Sen. Dick Durbin (D-Ill.), a champion of FutureGen since its inception, called the decision a "huge disappointment for both central Illinois and supporters of clean coal technology."

"A decadelong bipartisan effort made certain that federal funding was available for the FutureGen Alliance to engage in a large-scale carbon-capture demonstration project," Durbin said in a statement. "But, the project has always depended on a private commitment and can’t go forward without it."
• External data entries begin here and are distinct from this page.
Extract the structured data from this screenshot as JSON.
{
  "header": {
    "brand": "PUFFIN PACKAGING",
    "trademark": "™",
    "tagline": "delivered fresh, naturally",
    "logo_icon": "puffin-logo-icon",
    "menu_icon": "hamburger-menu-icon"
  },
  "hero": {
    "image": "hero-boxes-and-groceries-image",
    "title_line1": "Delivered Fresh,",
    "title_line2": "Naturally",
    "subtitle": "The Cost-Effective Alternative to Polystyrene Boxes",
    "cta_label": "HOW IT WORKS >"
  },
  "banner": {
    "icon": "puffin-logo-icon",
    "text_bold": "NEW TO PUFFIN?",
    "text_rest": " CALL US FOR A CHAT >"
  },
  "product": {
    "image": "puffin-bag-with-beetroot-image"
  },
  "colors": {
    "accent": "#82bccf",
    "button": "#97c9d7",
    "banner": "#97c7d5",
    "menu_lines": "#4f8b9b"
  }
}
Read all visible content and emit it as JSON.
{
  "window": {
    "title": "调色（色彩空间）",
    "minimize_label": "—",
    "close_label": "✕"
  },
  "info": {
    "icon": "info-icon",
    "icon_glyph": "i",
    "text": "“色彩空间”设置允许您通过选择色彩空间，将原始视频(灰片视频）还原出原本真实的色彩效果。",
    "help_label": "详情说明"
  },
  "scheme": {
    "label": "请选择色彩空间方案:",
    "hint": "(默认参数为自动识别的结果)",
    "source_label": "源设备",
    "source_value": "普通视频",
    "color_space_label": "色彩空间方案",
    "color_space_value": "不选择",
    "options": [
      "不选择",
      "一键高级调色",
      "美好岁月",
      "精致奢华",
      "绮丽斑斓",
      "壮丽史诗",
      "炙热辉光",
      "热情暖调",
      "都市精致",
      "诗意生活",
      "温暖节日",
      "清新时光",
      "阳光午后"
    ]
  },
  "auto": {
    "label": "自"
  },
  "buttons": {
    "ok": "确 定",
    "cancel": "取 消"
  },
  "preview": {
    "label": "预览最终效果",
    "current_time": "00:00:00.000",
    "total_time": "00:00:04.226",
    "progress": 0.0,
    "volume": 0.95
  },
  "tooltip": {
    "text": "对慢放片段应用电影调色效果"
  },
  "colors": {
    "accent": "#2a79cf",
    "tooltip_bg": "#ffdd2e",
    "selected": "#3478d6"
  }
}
The announcement was applauded by environmental groups including the Sierra Club, which filed a legal challenge as recently as December to stop the project from moving forward.

"This project has gone through a decade of false starts and with today’s announcement, $1 billion in federal funding and hundreds of thousands of dollars in Illinois ratepayer financing can be freed up for investment in clean energy," said Holly Bender, deputy director of the group’s Beyond Coal campaign, in a statement.

The original FutureGen project was conceived in 2003 by the George W. Bush administration, which canceled it five years later because of soaring costs.

FutureGen 2.0 was proposed by the Obama administration using $1 billion in stimulus funding.

But as recently as last summer, Humphreys expressed concern about ongoing legal challenges that threatened to put a chill on needed financing for the project (EnergyWire, Aug. 15, 2014).